The firm failed to take reasonable steps to review Broker A’s recommended short-term trades of Class A mutual funds in ten customers’ accounts, many of which belonged to senior customers.
Specifically, on hundreds of occasions between January 2015 and March 2019, Broker A recommended that these ten customers buy and sell Class A mutual funds after holding the shares for short periods of time. As a result of these short- term trades, the ten customers paid approximately $175,000 in unnecessary front-end sales charges for Class A mutual fund shares, with Broker A earning approximately $116,000 in commissions.
To the extent NYLIFE Securities’ system flagged Broker A’s mutual fund switches for a quarterly switch review related to customers, his Managing Partner did not have adequate tools and was not properly trained to review the suitability of the transactions in order to determine whether a switch provided a benefit to the customer. The firm’s compliance department typically closed Broker A’s mutual fund switching flags largely on the basis of the Managing Partner’s unreasonable review.
In January 2017, the firm issued a letter of education to Broker A for mutual fund switching in two customer accounts and missed mutual fund breakpoints.
The firm’s system continued to flag Broker A for mutual fund switch transactions in 2017 and 2018. Even then, the flags remained open for weeks without an adequate supervisory review. Further, although Broker A had multiple switch transactions in every quarter from 2015 through 2018, for 11 quarters, the firm did not flag his trading for supervisory review because the firm’s threshold for review was five letterable switches in one quarter.
NYLIFE Securities failed to maintain a reasonable surveillance system for mutual fund and cross-product switches.
NYLIFE Securities’ procedures defined “cross-product switching activity” as switching activity amongst products (e.g., mutual fund to annuity/life, and/or vice versa) and a “purchase and sale, or a combination of such transactions, occurring within a 90-day period.” The firm’s system flagged registered representatives’ cross-product switch activity on a cross-product switching report, similar to the quarterly mutual fund switching reports, for supervisory review when multiple switch transactions met one or more tests during one quarter.
Starting in approximately April 2016, as the result of a software upgrade, a database connectivity issue caused incomplete information to flow to the firm’s mutual fund switching reports and cross-product switching reports. While the firm conducted limited spot checks for mutual fund switching activity in the ninety days following the software upgrade to check whether the system was properly functioning, the firm did not continue to monitor the system.

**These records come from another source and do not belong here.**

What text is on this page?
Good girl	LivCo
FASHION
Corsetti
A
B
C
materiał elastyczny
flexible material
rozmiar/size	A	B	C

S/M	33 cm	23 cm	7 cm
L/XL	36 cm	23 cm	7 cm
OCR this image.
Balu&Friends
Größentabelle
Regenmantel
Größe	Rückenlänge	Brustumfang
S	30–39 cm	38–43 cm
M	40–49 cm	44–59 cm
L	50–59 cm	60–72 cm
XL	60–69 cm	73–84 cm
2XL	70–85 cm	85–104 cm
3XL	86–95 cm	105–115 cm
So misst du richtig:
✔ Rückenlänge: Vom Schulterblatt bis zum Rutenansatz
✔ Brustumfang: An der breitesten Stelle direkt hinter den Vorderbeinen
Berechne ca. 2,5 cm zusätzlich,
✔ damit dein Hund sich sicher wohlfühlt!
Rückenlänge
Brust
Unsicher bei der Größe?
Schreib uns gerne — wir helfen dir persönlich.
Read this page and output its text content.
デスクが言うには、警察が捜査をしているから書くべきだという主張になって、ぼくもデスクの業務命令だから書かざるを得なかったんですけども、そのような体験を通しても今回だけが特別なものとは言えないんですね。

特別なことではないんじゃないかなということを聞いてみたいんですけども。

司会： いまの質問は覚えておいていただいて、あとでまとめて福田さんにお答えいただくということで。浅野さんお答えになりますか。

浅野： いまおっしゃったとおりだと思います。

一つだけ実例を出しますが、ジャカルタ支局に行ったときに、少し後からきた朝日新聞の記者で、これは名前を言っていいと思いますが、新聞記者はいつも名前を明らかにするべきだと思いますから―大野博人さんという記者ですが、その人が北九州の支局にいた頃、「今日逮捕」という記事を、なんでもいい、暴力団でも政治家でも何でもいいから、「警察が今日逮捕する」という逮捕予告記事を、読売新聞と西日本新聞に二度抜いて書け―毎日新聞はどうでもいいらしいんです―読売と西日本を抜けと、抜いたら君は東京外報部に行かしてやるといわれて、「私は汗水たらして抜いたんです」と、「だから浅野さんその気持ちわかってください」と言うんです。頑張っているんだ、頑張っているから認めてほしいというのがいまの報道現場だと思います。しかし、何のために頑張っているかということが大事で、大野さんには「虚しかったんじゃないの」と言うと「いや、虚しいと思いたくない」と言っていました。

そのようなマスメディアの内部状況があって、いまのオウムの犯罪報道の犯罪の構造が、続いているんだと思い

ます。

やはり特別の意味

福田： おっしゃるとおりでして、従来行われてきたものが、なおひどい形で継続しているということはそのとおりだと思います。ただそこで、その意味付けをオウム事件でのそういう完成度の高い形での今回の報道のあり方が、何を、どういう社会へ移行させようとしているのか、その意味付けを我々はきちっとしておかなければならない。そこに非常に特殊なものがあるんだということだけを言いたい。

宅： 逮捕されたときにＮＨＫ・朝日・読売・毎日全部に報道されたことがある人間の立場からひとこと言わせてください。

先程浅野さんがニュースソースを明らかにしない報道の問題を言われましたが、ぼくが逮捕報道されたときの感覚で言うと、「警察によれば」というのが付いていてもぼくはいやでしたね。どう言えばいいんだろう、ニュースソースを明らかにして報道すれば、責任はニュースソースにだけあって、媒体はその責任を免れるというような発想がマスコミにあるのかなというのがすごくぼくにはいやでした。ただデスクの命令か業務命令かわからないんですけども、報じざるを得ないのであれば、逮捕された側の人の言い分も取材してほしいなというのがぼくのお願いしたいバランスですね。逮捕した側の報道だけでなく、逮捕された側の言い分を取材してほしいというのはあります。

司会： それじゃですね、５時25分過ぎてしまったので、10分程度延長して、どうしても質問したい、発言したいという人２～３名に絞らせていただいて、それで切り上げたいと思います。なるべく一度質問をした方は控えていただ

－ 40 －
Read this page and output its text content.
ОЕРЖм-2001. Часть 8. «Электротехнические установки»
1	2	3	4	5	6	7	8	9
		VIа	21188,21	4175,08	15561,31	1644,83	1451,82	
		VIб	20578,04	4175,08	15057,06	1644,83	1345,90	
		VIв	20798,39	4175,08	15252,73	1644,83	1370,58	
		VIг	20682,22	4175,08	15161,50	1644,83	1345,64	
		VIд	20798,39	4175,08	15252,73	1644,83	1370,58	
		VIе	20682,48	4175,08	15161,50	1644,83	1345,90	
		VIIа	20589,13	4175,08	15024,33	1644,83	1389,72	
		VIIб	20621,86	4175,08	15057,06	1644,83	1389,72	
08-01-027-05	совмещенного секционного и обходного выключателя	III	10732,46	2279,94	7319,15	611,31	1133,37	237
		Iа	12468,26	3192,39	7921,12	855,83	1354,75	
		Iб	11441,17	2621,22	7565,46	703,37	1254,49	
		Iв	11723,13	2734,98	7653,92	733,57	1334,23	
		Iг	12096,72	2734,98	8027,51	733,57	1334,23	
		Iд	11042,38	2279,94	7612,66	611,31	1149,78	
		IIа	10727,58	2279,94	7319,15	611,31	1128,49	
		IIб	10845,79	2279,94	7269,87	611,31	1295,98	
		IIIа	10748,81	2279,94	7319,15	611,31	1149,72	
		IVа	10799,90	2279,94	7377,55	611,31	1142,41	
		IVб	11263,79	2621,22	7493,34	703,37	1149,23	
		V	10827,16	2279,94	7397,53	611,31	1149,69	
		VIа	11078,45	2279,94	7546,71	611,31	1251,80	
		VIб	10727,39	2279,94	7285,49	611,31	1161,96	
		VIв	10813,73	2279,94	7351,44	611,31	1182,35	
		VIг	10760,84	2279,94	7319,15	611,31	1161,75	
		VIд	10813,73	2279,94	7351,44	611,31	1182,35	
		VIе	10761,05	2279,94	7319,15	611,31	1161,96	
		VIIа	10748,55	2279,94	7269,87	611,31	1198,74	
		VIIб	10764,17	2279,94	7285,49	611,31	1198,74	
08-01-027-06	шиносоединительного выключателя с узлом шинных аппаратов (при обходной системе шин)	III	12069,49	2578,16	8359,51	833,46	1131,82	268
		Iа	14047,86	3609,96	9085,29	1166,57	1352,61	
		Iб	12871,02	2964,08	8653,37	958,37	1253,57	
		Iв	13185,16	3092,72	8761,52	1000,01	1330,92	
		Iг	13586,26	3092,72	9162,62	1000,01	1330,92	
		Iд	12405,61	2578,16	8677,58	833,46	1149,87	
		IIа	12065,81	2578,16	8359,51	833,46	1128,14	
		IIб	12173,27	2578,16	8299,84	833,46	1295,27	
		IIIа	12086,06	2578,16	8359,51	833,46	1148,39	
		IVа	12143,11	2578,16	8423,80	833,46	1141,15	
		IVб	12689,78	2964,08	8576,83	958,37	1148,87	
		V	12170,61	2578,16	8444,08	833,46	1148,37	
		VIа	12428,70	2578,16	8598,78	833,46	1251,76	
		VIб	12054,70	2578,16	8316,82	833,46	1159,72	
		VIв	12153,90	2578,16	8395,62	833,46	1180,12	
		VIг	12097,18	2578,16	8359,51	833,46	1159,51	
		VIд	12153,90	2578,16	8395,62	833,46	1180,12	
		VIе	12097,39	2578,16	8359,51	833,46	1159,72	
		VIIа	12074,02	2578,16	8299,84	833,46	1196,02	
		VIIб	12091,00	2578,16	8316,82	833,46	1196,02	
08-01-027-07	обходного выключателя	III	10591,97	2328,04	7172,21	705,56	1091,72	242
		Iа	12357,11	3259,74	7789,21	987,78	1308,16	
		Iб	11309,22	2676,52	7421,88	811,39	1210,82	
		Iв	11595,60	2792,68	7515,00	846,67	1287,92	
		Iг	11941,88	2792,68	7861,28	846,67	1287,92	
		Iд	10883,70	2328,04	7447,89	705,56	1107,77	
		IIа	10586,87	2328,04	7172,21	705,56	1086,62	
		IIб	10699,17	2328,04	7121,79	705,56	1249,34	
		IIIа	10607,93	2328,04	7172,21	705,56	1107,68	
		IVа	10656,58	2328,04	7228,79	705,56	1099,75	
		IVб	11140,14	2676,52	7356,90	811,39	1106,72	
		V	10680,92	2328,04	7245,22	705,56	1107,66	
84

Further, the firm did not conduct any tests on its cross-product switching surveillance system from January 2015 through March 2019. Notably, in 2017, the first full year after the software upgrade, the number of representatives flagged for quarterly mutual fund and cross-product switching reviews declined by approximately 80% and 69%, respectively, compared to 2015, the last full year before the software upgrade.
Still, despite this significant decline, the firm failed to identify red flags of potential system issues during this period and only discovered the cause of the software failure in March 2019 during FINRA’s investigation. As a result of the firm’s failure to identify this system error, the firm failed to capture approximately 5,700 mutual fund transactions (22% of all mutual fund transactions) for supervisory review, resulting in the failure to supervise 326 mutual fund switch transactions, including those of Broker A, and 1,229 cross-product switch transactions that should have been elevated to a quarterly switching report, according to the firm’s procedures.
During FINRA’s review, NYLIFE Securities voluntarily enhanced the firm’s procedures and controls concerning mutual fund and cross-product switching; conducted extensive lookback reviews over multiple years to identify potentially overlooked switching activity; and paid restitution of $271,182 to Broker A customers, primarily consisting of front-end sales charges incurred by customers following the April 2016 software failure.
On top of the fine, NYLIFE Securities agrees to a censure and restitution of $63,347.